At Upcott, in Broadwood, in Devon, is a house that belonged to the Upcotts. The plan is much the same as that of Willsworthy, even ruder, though the house itself was finer. It had a porch, a hall, and a dairy and kitchen. The parlour is of Queen Anne's reign, and probably takes the place of one earlier on the same spot. The plan of Hurlditch is the same, a mansion of the important family of Speccot. There also the parlour is comparatively recent.
There was in a house previous to the reign of Henry VII. but one good room, and that was the hall. It opened to the roof, and must have been cold enough in winter, and draughty at all times.
At Wortham, the fine mansion of the Dynhams, there was an arrangement, as far as I know, unique two halls, one for winter with a fire-place in it, serving as a sort of lower story to the summer-hall, clear to the roof thus one is superposed on the other.
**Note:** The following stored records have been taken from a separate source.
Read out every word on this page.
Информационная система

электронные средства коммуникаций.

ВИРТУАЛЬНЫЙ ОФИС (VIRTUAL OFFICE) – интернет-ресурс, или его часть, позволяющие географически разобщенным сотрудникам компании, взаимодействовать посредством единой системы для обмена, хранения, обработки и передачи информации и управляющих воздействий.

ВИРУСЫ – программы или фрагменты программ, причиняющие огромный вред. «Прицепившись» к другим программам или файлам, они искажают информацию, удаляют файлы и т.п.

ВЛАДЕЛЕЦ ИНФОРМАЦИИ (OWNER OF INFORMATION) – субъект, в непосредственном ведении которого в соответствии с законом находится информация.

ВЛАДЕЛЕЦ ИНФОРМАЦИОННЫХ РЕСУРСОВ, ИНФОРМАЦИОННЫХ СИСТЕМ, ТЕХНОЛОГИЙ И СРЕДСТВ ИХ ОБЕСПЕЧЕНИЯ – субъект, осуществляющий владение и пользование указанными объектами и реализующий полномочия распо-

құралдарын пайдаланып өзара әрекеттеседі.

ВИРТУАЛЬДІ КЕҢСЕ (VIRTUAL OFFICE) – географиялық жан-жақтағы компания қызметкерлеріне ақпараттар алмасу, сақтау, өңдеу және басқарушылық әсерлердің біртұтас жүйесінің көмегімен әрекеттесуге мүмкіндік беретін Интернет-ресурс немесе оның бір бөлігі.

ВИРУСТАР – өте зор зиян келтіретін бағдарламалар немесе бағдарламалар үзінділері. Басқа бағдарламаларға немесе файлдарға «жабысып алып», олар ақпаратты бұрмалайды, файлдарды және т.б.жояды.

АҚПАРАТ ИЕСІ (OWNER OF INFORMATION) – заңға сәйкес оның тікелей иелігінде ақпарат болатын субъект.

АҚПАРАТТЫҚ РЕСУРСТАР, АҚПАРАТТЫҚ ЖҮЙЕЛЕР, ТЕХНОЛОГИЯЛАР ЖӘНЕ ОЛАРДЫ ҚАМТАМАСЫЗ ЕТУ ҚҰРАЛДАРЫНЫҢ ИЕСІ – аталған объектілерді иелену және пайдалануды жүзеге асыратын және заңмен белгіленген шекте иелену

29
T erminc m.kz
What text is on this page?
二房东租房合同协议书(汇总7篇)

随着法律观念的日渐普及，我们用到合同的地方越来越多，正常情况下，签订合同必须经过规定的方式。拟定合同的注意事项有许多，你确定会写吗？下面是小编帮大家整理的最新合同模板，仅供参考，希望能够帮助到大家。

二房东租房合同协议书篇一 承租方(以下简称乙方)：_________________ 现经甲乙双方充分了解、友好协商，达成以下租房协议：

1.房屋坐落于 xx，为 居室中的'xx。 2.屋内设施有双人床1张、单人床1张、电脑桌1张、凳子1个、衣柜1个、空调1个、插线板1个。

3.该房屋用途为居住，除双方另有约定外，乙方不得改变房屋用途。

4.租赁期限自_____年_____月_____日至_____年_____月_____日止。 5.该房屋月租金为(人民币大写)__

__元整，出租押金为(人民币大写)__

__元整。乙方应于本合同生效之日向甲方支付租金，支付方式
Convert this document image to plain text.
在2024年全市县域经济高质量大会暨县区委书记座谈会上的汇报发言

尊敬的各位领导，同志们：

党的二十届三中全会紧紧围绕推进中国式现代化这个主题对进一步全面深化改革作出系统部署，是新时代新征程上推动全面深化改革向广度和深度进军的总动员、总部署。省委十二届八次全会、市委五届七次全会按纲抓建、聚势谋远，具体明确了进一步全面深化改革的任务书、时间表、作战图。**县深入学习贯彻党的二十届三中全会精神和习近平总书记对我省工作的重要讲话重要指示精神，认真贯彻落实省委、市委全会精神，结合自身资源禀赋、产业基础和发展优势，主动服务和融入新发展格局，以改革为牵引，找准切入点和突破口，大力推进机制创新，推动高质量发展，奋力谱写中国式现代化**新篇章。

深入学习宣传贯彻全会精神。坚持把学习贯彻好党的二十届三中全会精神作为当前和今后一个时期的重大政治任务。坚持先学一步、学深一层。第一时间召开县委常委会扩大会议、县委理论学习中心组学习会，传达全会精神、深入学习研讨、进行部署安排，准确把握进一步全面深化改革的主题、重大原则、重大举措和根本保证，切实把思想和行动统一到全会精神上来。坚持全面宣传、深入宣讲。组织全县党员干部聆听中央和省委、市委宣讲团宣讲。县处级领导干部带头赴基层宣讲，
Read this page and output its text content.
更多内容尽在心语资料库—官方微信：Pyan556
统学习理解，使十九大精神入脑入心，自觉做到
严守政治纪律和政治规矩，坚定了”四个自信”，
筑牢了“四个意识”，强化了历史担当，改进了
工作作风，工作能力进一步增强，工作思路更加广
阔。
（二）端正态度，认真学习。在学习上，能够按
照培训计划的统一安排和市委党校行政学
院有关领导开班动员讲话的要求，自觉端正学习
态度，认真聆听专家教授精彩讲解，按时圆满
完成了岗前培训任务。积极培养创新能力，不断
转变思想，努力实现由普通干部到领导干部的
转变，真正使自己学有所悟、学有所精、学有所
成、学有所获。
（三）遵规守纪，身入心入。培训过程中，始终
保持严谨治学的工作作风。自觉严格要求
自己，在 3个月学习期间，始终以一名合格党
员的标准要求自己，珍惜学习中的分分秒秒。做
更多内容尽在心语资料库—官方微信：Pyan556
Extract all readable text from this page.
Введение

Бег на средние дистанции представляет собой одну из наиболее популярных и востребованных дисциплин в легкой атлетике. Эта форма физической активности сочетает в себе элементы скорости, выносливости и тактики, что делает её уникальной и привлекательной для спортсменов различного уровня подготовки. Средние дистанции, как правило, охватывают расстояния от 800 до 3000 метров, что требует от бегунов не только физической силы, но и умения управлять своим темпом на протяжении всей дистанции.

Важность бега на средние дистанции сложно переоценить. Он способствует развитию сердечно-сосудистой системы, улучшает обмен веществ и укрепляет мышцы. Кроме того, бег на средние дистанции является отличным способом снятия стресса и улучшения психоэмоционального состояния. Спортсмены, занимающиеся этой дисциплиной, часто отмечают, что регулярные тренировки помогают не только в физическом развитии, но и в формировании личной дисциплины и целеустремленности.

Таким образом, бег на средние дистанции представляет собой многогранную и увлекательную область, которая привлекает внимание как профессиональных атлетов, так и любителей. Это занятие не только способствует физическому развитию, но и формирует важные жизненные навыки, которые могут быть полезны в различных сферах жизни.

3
Tonacombe, a mansion of the Leys and Kempthornes in Morwenstowe parish in Cornwall, is a singularly untouched house of a somewhat similar construction, but enlarged. Here there was the tiny entrance-court into which the hall looked; the hall itself being open to the roof, with its great fire-place, and the parlour panelled with oak. All other reception-rooms are later additions or alterations of offices into parlours.